Abstract

The collections of the Memorial Museum Apartment of Academician I. P. Pavlov contain a large number of photographs, documents, and original letters written by Pavlov’s colleagues, family and friends. The article features the highlights of the collection. Among them are the letters from Pavlov’s wife, Serafima, sent from Stockholm in 1904, where she accompanied her husband at the Nobel Prize ceremonies. The letters, addressed to their children who stayed in Saint Petersburg, provide many details of the Pavlovs’ trip to and stay in Stockholm, which makes a perfect addition to the official information about the event. Pavlov’s military ID and a letter he received from Professor V. N. Tonkov, Head of the Military Medical Academy (MMA), Saint Petersburg, dated 7 July 1925, are published for the first time. It was then that Pavlov took a voluntary redundancy from the MMA in protest against the ban on the admission of clergy children to the academy. Of special value is the selection of letters from the members of the Pavlov’s family written during the Great Patriotic War.
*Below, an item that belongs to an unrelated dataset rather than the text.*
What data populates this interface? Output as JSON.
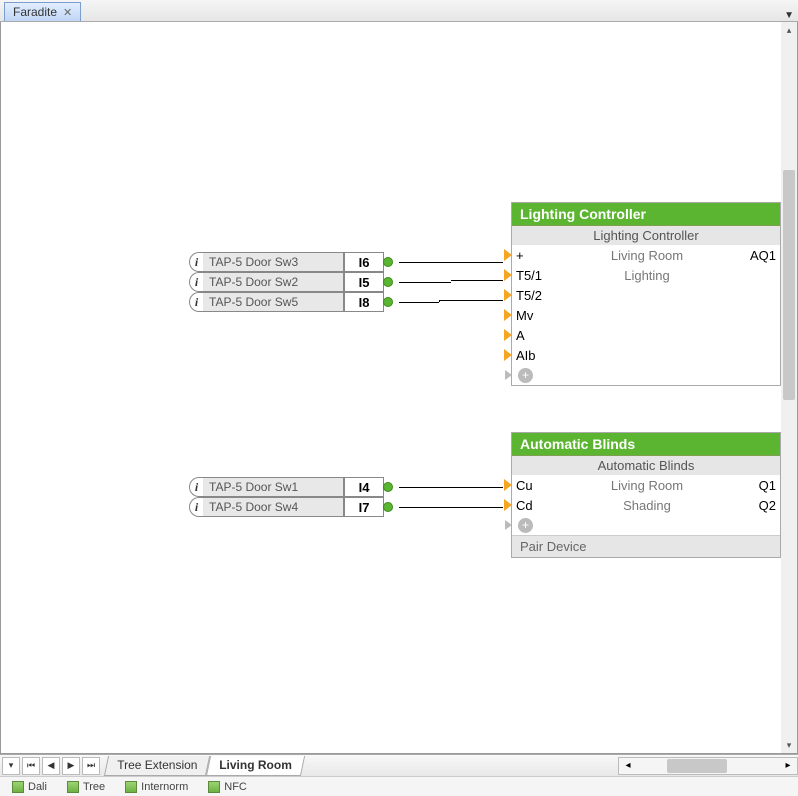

Among them are the letters from Vladimir Ivanovich Pavlov and his family from the evacuation, letters from Serafima Vasilyevna and Vera Ivanovna Pavlov from Koltushi, where during the war years the Institute of Evolutionary Physiology and Pathology of Higher Nervous Activity named after I. P. Pavlov (now the Institute of Physiology named after I. P. Pavlova RAS) continued its work, and where they managed to survive the Siege of Leningrad. All the materials presented in the article are published for the first time.